Algorithmically-generated imagination revolutionizes the industry of doctored imagery. This fact becomes even more impressive considering its relative recency. GANs were first introduced in 2014, gaining wider recognition only in 2016-2017.

The main problem around GANs is its ability to spread misinformation with high-quality fake information facts (text, image, video, speech). This issue is not inherent to generative models, but the technology is much more powerful than past primitive tools. History shows that technology itself may be neutral, but such influential tech can be manipulated.

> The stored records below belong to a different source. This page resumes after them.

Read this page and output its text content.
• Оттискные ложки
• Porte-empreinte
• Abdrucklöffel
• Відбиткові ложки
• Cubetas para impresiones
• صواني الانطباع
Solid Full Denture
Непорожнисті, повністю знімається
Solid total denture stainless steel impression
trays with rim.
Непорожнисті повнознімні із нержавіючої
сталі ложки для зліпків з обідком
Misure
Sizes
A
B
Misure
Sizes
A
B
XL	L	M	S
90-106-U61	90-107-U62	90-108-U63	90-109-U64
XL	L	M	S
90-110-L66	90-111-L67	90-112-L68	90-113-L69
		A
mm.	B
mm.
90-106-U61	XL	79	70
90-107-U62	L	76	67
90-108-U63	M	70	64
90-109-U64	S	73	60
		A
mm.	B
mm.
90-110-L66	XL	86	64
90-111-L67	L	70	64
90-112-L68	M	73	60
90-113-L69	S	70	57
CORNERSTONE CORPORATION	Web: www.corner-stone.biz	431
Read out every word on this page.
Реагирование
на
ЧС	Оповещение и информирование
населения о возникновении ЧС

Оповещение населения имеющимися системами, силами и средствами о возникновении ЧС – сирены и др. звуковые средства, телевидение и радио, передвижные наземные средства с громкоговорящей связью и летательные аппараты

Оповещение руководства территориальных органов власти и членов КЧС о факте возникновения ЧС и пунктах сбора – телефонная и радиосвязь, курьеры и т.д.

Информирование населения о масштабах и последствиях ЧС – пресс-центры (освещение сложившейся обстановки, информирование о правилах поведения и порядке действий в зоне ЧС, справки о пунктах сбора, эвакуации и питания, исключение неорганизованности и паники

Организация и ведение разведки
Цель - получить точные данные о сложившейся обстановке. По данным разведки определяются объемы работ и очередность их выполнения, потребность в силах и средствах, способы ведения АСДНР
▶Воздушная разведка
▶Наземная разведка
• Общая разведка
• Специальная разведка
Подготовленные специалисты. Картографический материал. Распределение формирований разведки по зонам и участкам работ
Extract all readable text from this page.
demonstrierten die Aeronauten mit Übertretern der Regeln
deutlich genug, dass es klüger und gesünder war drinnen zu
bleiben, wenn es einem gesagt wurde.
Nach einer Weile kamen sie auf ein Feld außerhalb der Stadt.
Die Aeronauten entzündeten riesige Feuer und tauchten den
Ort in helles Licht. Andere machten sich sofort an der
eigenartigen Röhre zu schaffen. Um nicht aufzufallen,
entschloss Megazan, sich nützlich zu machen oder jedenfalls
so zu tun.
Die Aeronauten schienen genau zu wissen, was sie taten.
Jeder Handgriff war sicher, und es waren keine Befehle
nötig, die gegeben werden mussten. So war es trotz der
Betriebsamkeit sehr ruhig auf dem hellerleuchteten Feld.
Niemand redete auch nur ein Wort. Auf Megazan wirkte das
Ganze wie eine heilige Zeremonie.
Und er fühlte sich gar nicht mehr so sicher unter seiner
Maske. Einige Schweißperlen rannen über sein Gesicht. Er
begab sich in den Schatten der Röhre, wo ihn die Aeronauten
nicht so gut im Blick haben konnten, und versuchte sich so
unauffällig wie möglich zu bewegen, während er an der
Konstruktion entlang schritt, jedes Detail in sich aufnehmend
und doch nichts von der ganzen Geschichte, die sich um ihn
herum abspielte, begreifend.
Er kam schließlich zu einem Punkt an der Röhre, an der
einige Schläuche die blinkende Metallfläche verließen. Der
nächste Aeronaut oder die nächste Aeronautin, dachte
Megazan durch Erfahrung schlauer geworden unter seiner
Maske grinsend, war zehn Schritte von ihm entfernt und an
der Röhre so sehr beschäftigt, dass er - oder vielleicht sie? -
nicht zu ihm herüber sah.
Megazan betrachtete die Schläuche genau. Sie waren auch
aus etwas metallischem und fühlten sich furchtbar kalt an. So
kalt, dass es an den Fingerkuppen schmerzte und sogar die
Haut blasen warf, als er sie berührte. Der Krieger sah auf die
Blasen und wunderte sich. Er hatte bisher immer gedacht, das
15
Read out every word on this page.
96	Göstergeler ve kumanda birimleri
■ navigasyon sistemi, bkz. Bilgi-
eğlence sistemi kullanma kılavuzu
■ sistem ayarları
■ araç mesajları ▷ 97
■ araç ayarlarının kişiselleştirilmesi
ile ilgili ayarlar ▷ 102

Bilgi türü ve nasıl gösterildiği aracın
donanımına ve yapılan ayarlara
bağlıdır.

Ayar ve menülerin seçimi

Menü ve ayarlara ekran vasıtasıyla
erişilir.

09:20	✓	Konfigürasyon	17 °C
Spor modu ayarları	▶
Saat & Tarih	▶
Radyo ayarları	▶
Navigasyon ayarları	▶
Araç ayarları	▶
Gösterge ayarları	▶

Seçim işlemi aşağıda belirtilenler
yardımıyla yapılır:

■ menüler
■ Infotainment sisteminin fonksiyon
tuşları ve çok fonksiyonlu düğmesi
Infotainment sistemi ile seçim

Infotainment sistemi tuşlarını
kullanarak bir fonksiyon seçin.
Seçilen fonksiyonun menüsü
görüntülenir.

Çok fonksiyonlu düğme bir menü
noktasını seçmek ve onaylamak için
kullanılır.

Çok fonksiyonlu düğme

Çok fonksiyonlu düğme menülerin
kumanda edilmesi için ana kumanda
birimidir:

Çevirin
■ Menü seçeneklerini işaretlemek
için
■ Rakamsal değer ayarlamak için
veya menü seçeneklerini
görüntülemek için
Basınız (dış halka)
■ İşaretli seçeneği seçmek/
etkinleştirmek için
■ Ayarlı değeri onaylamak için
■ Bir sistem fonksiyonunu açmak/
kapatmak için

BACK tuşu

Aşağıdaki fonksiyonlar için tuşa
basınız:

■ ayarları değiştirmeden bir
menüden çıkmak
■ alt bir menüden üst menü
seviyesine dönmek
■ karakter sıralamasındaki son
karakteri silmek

Even though cases of manipulating data might be mishandled, there are mass of useful and, at times, even silly applications. The rule of thumb in such cases is to "do no harm". For instance, there are three rules of robotics – concerned with not injuring humans, following orders, and preserving the robot’s existence. Deep fake technology can adopt some equivalent of that. Also, regulators can focus on specific case uses to frame this around protecting human rights.

By all means, pretending to be someone else is something you shouldn’t do not only from a legal standpoint but social as well. People tend to identify themselves with other people through their feelings: hearing, eyesight, speech. The technology is already at the point of generating fake content capable of entirely deceiving all your senses, and there should be measures put in place.

 

Ethics of the Technology and Privacy Protection

GAN is a powerful tool as it can potentially mirror any data distribution based on unsupervised learning. It can generate content in various mediums with unheard-of similarity – images, audio, and video.

GANs captured the media's attention with its eerily realistic deep fakes of celebrities. Seemingly out of nowhere, the internet was swept by videos of Steve Buscemi’s face molded into Jennifer Lawrence’s and movie clips with Nicolas Cage’s being inserted into them. While this technology can indeed embed other people’s faces/voices into pre-existing content, we shouldn’t treat this technology lightly and narrow it down to memes and gags.

The possibility of imitating human voice has already been used with malicious intent. The cases vary from defrauding people to substituting people’s faces in videos with explicit content. Major tech and research companies are hunting for solutions to this problem and hold competitions to find one. Some government bodies are already contemplating to introduce regulations impelling people to tag deepfake content.

Producing deep fakes is only one aspect of a tidal shift that the technology entails. As the next step in GAN’s developments, we can expect applications aimed at not only generating content but stand-alone tools to identify deep fakes. We are conducting research and tests in both directions. Since there are always risks of criminals taking advantage of deep fakes, solutions to accurately pinpoint them will provide a decent level of protection. Also, as mentioned before, the output material can be marked as such to distinguish it from real content.

We realize that this technology has the potential to be misused, and we make efforts to address these issues. The goal is to ensure its legal and useful operation. From the technical point of view, the GAN technology can make some pretty amazing accomplishments. People can enjoy new music from musicians that are no longer alive or see new artwork by artists from centuries ago. Overall, it can have a myriad of valuable and entertaining applications.